Blackstone man sentenced to three years in prison for defrauding former employer, identity theft and tax evasion

 

Date: June 24, 2024

Contact: newsroom@ci.irs.gov

BOSTON — A Blackstone man was sentenced today in federal court in Worcester for defrauding his former employer – a company that operates a national chain of second-hand retail stores – by using others’ identities and repeatedly falsifying working hours for employees and taking all the wages for himself.

Anthony Prizio was sentenced by U.S. District Court Judge Margaret R. Guzman to three years in prison to be followed by three years of supervised release. Judge Guzman also ordered Prizio to pay $431,399 in restitution to his former employer and $86,190 to the Internal Revenue Service. In February 2024, Prizio pleaded guilty to six counts of wire fraud, one count of tax evasion and one count of unauthorized use of another’s identity.

From January 2019 until July 2021, while serving as manager of the company’s Worcester store location, Prizio devised and carried out a scheme to steal over $430,000. As the store manager, Prizio had access to the store’s timekeeping system for employees’ working hours, human resources portal and un-activated payroll paycards issued to certain employees for wages.
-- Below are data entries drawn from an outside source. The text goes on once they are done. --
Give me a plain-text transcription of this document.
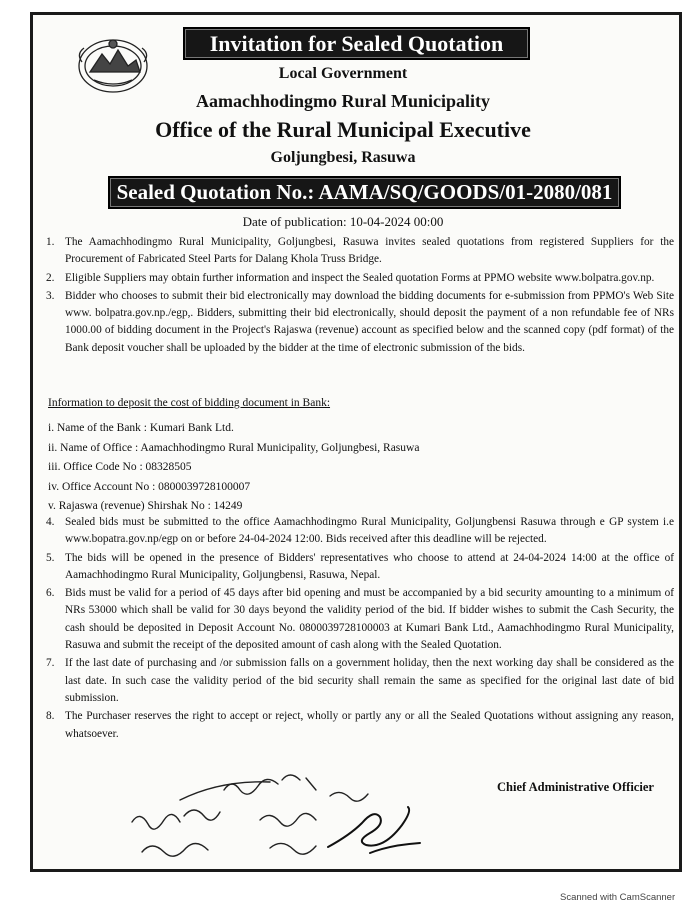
Invitation for Sealed Quotation
Local Government
Aamachhodingmo Rural Municipality
Office of the Rural Municipal Executive
Goljungbesi, Rasuwa
Sealed Quotation No.: AAMA/SQ/GOODS/01-2080/081
Date of publication: 10-04-2024 00:00
1. The Aamachhodingmo Rural Municipality, Goljungbesi, Rasuwa invites sealed quotations from registered Suppliers for the Procurement of Fabricated Steel Parts for Dalang Khola Truss Bridge.
2. Eligible Suppliers may obtain further information and inspect the Sealed quotation Forms at PPMO website www.bolpatra.gov.np.
3. Bidder who chooses to submit their bid electronically may download the bidding documents for e-submission from PPMO's Web Site www. bolpatra.gov.np./egp,. Bidders, submitting their bid electronically, should deposit the payment of a non refundable fee of NRs 1000.00 of bidding document in the Project's Rajaswa (revenue) account as specified below and the scanned copy (pdf format) of the Bank deposit voucher shall be uploaded by the bidder at the time of electronic submission of the bids.
Information to deposit the cost of bidding document in Bank:
i. Name of the Bank : Kumari Bank Ltd.
ii. Name of Office : Aamachhodingmo Rural Municipality, Goljungbesi, Rasuwa
iii. Office Code No : 08328505
iv. Office Account No : 0800039728100007
v. Rajaswa (revenue) Shirshak No : 14249
4. Sealed bids must be submitted to the office Aamachhodingmo Rural Municipality, Goljungbensi Rasuwa through e GP system i.e www.bopatra.gov.np/egp on or before 24-04-2024 12:00. Bids received after this deadline will be rejected.
5. The bids will be opened in the presence of Bidders' representatives who choose to attend at 24-04-2024 14:00 at the office of Aamachhodingmo Rural Municipality, Goljungbensi, Rasuwa, Nepal.
6. Bids must be valid for a period of 45 days after bid opening and must be accompanied by a bid security amounting to a minimum of NRs 53000 which shall be valid for 30 days beyond the validity period of the bid. If bidder wishes to submit the Cash Security, the cash should be deposited in Deposit Account No. 0800039728100003 at Kumari Bank Ltd., Aamachhodingmo Rural Municipality, Rasuwa and submit the receipt of the deposited amount of cash along with the Sealed Quotation.
7. If the last date of purchasing and /or submission falls on a government holiday, then the next working day shall be considered as the last date. In such case the validity period of the bid security shall remain the same as specified for the original last date of bid submission.
8. The Purchaser reserves the right to accept or reject, wholly or partly any or all the Sealed Quotations without assigning any reason, whatsoever.
Chief Administrative Officier
Scanned with CamScanner
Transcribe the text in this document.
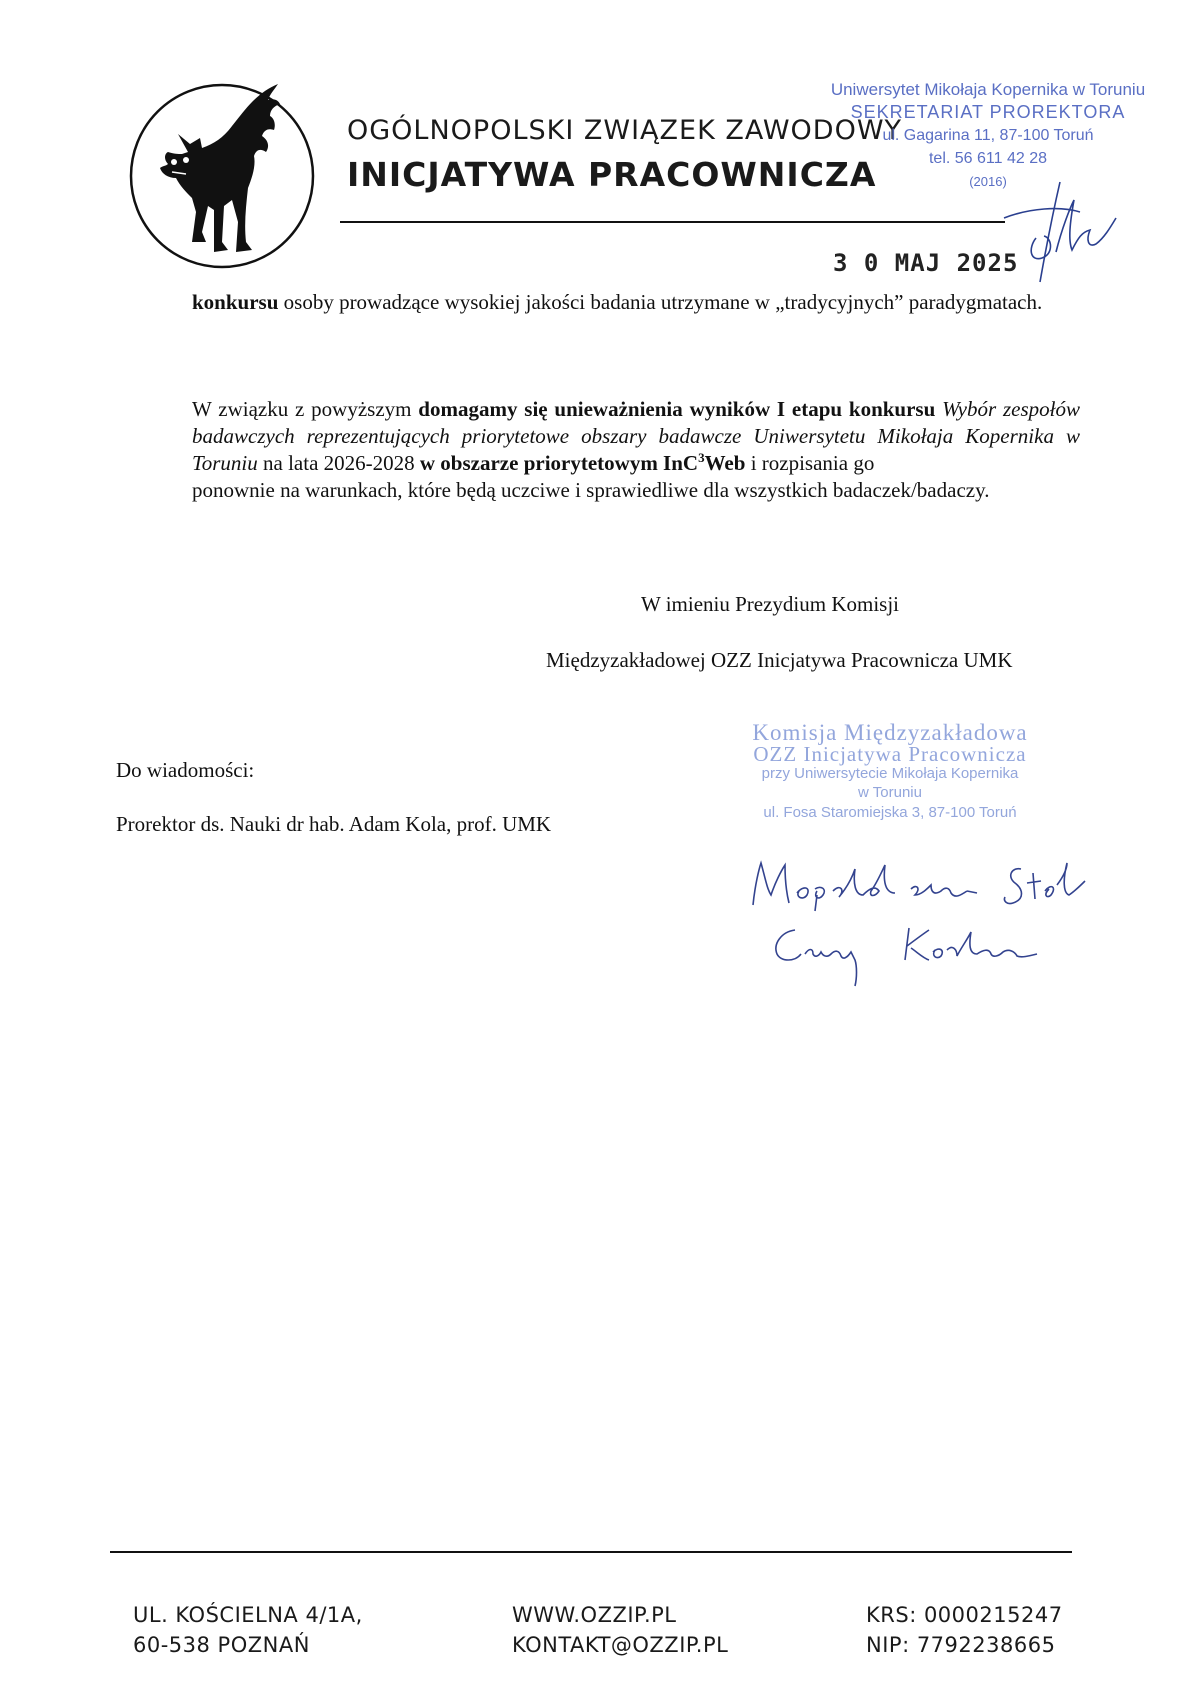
OGÓLNOPOLSKI ZWIĄZEK ZAWODOWY
INICJATYWA PRACOWNICZA
Uniwersytet Mikołaja Kopernika w Toruniu
SEKRETARIAT PROREKTORA
ul. Gagarina 11, 87-100 Toruń
tel. 56 611 42 28
(2016)
3 0 MAJ 2025
konkursu osoby prowadzące wysokiej jakości badania utrzymane w „tradycyjnych” paradygmatach.
W związku z powyższym domagamy się unieważnienia wyników I etapu konkursu Wybór zespołów badawczych reprezentujących priorytetowe obszary badawcze Uniwersytetu Mikołaja Kopernika w Toruniu na lata 2026-2028 w obszarze priorytetowym InC$^3$Web i rozpisania go
ponownie na warunkach, które będą uczciwe i sprawiedliwe dla wszystkich badaczek/badaczy.
W imieniu Prezydium Komisji
Międzyzakładowej OZZ Inicjatywa Pracownicza UMK
Do wiadomości:
Prorektor ds. Nauki dr hab. Adam Kola, prof. UMK
Komisja Międzyzakładowa
OZZ Inicjatywa Pracownicza
przy Uniwersytecie Mikołaja Kopernika
w Toruniu
ul. Fosa Staromiejska 3, 87-100 Toruń
UL. KOŚCIELNA 4/1A,
60-538 POZNAŃ
WWW.OZZIP.PL
KONTAKT@OZZIP.PL
KRS: 0000215247
NIP: 7792238665
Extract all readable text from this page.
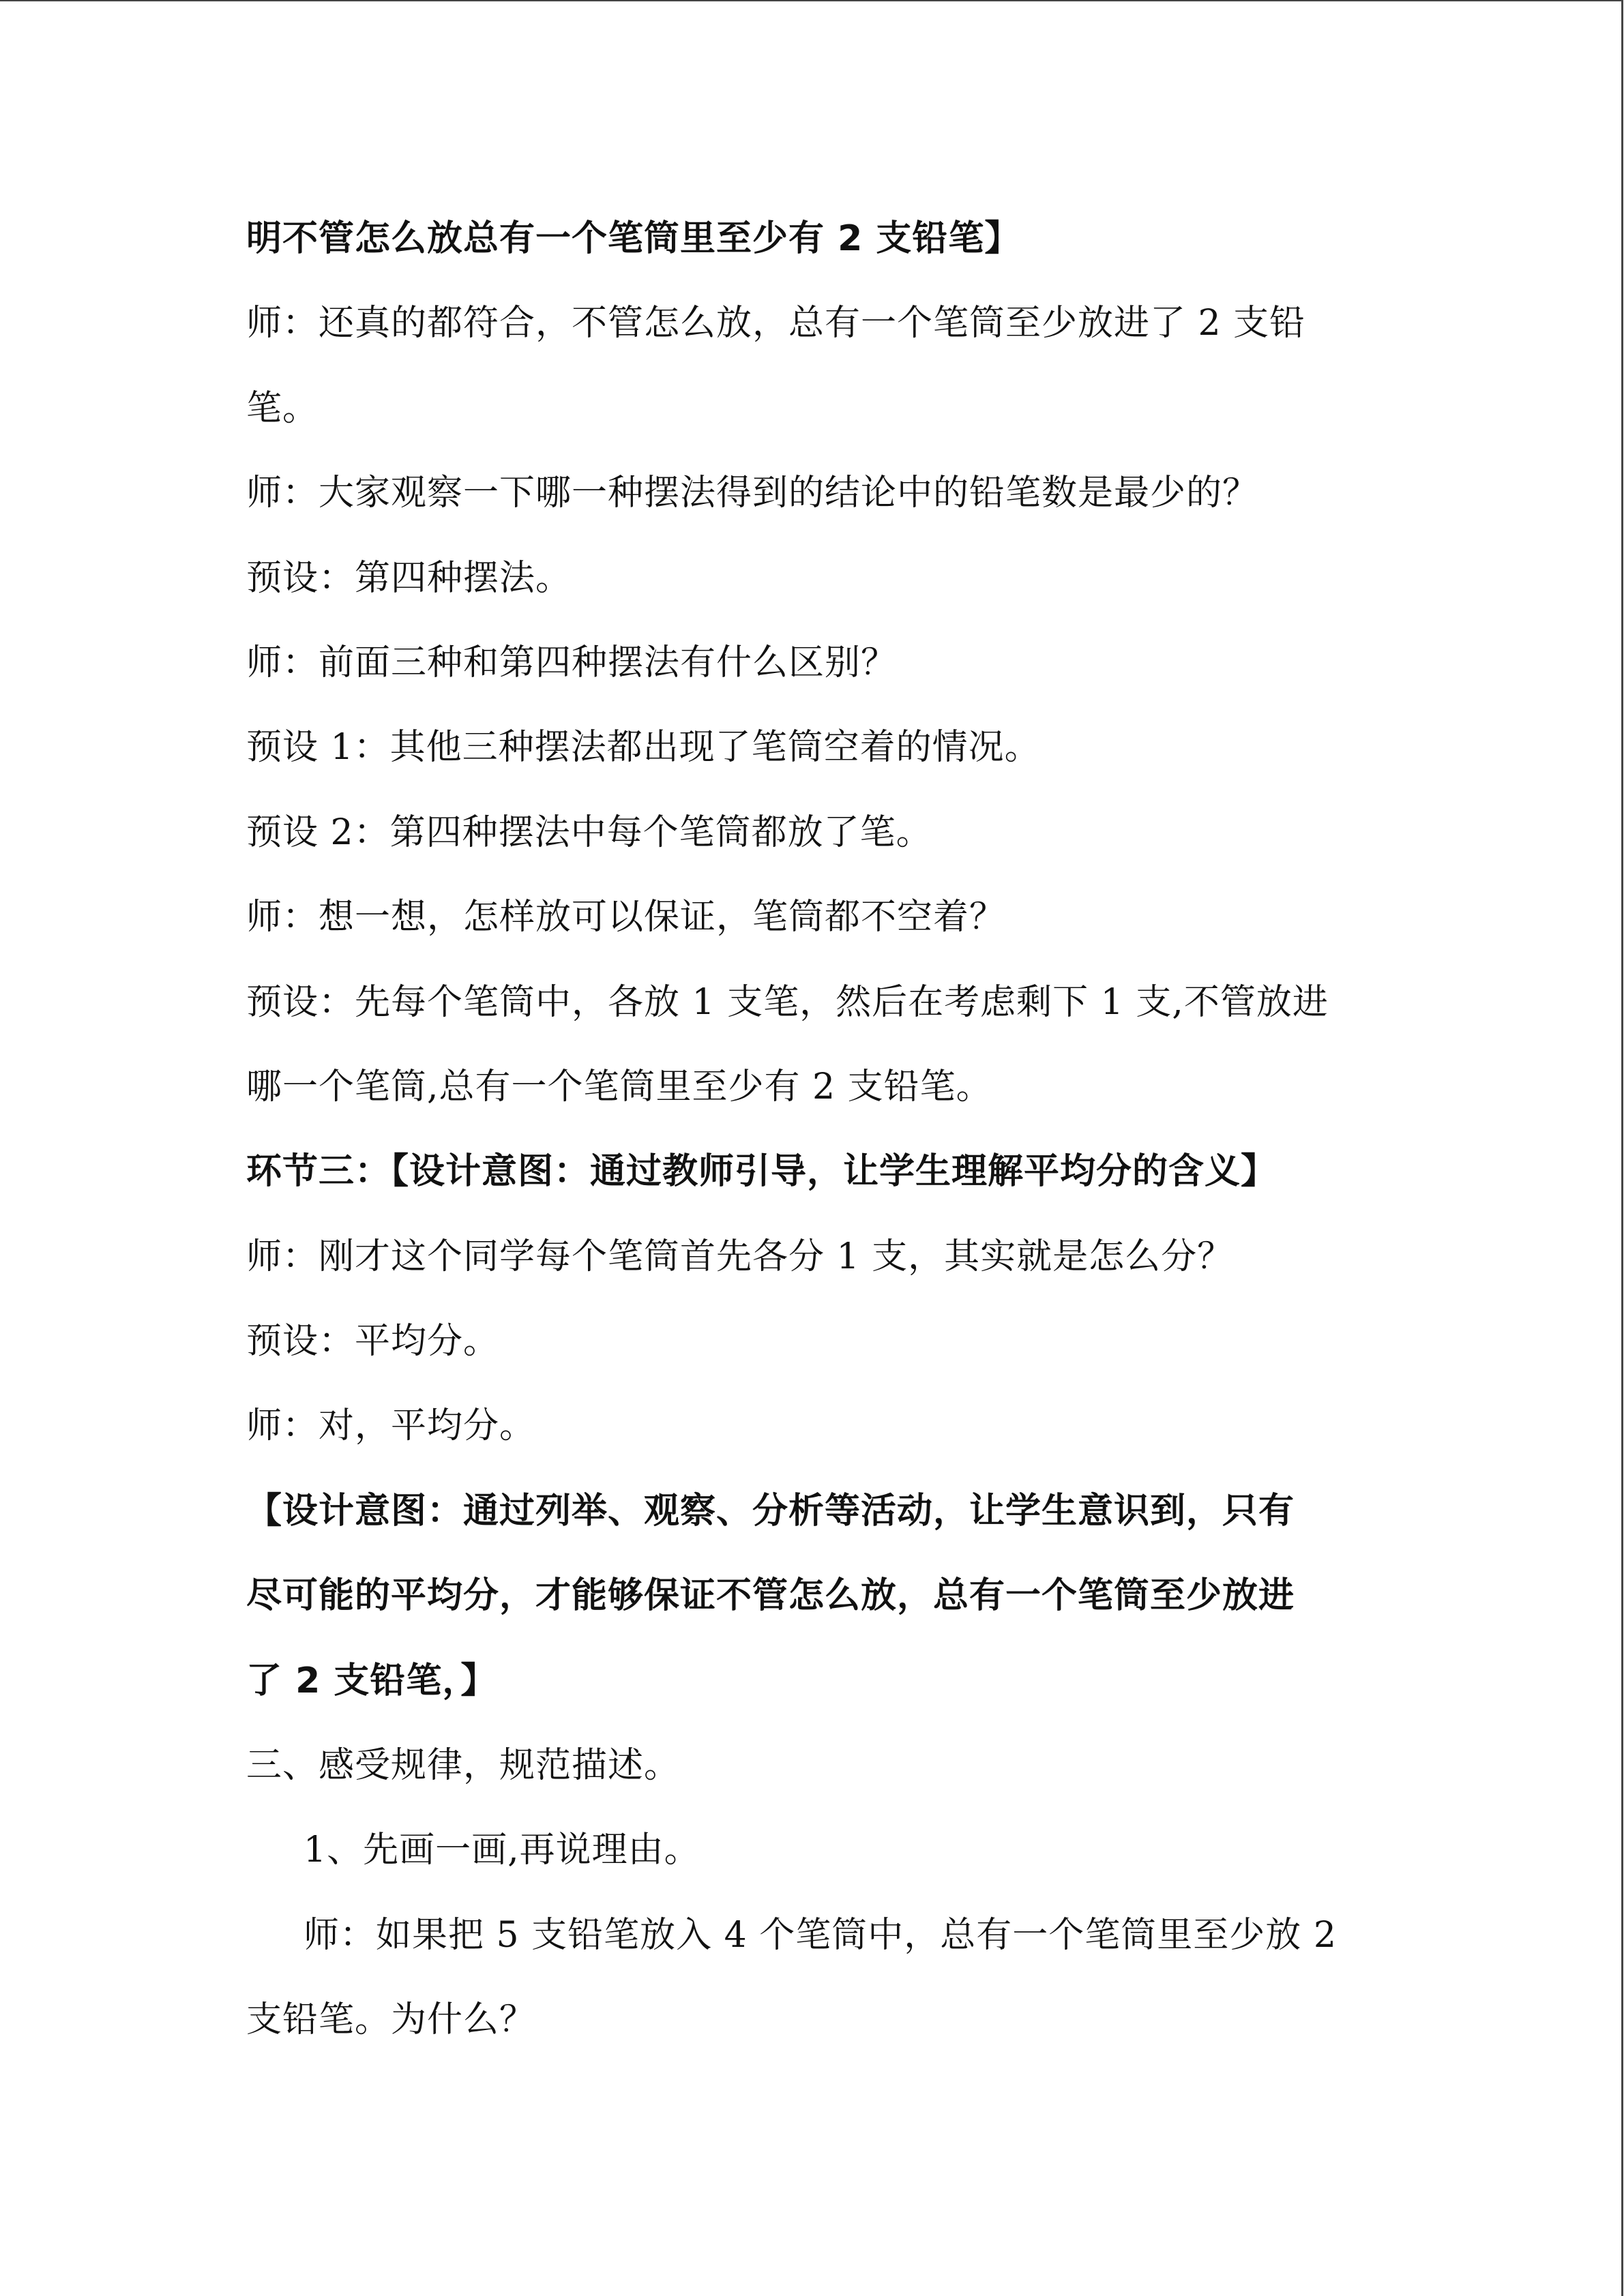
明不管怎么放总有一个笔筒里至少有 2 支铅笔】
师：还真的都符合，不管怎么放，总有一个笔筒至少放进了 2 支铅
笔。
师：大家观察一下哪一种摆法得到的结论中的铅笔数是最少的？
预设：第四种摆法。
师：前面三种和第四种摆法有什么区别？
预设 1：其他三种摆法都出现了笔筒空着的情况。
预设 2：第四种摆法中每个笔筒都放了笔。
师：想一想，怎样放可以保证，笔筒都不空着？
预设：先每个笔筒中，各放 1 支笔，然后在考虑剩下 1 支,不管放进
哪一个笔筒,总有一个笔筒里至少有 2 支铅笔。
环节三：【设计意图：通过教师引导，让学生理解平均分的含义】
师：刚才这个同学每个笔筒首先各分 1 支，其实就是怎么分？
预设：平均分。
师：对，平均分。
【设计意图：通过列举、观察、分析等活动，让学生意识到，只有
尽可能的平均分，才能够保证不管怎么放，总有一个笔筒至少放进
了 2 支铅笔，】
三、感受规律，规范描述。
1、先画一画,再说理由。
师：如果把 5 支铅笔放入 4 个笔筒中，总有一个笔筒里至少放 2
支铅笔。为什么？
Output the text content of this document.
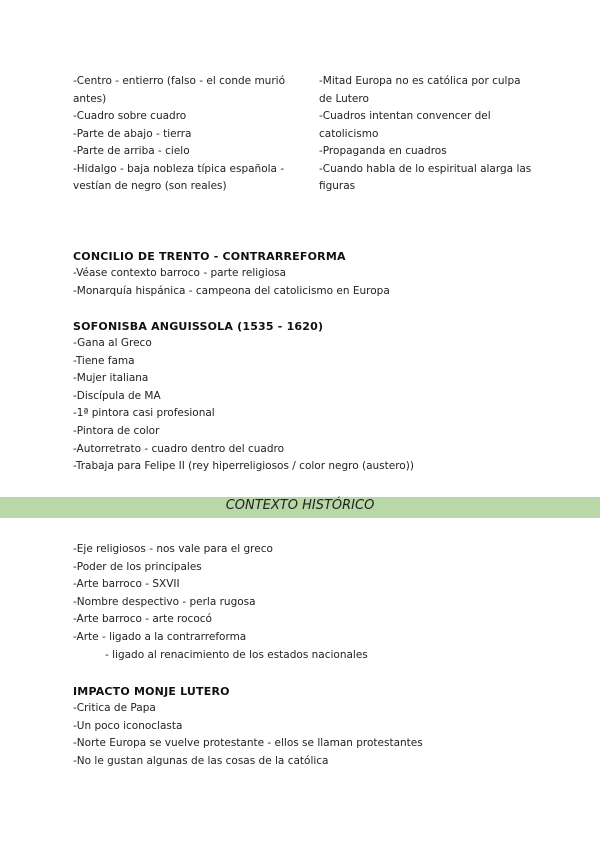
-Centro - entierro (falso - el conde murió antes)
-Cuadro sobre cuadro
-Parte de abajo - tierra
-Parte de arriba - cielo
-Hidalgo - baja nobleza típica española - vestían de negro (son reales)
-Mitad Europa no es católica por culpa de Lutero
-Cuadros intentan convencer del catolicismo
-Propaganda en cuadros
-Cuando habla de lo espiritual alarga las figuras
CONCILIO DE TRENTO - CONTRARREFORMA
-Véase contexto barroco - parte religiosa
-Monarquía hispánica - campeona del catolicismo en Europa
SOFONISBA ANGUISSOLA (1535 - 1620)
-Gana al Greco
-Tiene fama
-Mujer italiana
-Discípula de MA
-1ª pintora casi profesional
-Pintora de color
-Autorretrato - cuadro dentro del cuadro
-Trabaja para Felipe II (rey hiperreligiosos / color negro (austero))
CONTEXTO HISTÓRICO
-Eje religiosos - nos vale para el greco
-Poder de los principales
-Arte barroco - SXVII
-Nombre despectivo - perla rugosa
-Arte barroco - arte rococó
-Arte - ligado a la contrarreforma
- ligado al renacimiento de los estados nacionales
IMPACTO MONJE LUTERO
-Critica de Papa
-Un poco iconoclasta
-Norte Europa se vuelve protestante - ellos se llaman protestantes
-No le gustan algunas de las cosas de la católica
Prizio used his position as store manager to repeatedly enter false hours worked for employees, including employees who no longer worked there. As part of the scheme, Prizio caused payroll debit cards to be issued in others’ names, which he then took for himself. Prizio used some or all of the wages for his own use on personal expenditures. Additionally, Prizio took steps to conceal his fraud by misrepresenting the productivity of the Worcester store to make it appear that the store processed more items, as well as by entering false paid sick and bereavement for employees to fraudulently cause payment for fictitious hours without adversely affecting the productivity measurement of the store. Prizio failed to pay taxes on any of the income derived from this fraudulent scheme.

Acting United States Attorney Joshua S. Levy; Harry Chavis, Jr., Special Agent in Charge of the Internal Revenue Service Criminal Investigation (IRS CI) in Boston; and Jodi Cohen, Special Agent in Charge of the Federal Bureau of Investigation Boston Division made the announcement today. Assistant U.S. Attorney Kaitlin J. Brown of the Worcester Branch Office prosecuted the case.

CI is the criminal investigative arm of the IRS, responsible for conducting financial crime investigations, including tax fraud, narcotics trafficking, money-laundering, public corruption, healthcare fraud, identity theft and more. CI special agents are the only federal law enforcement agents with investigative jurisdiction over violations of the Internal Revenue Code, obtaining a more than a 90 percent federal conviction rate. The agency has 20 field offices located across the U.S. and 12 attaché posts abroad.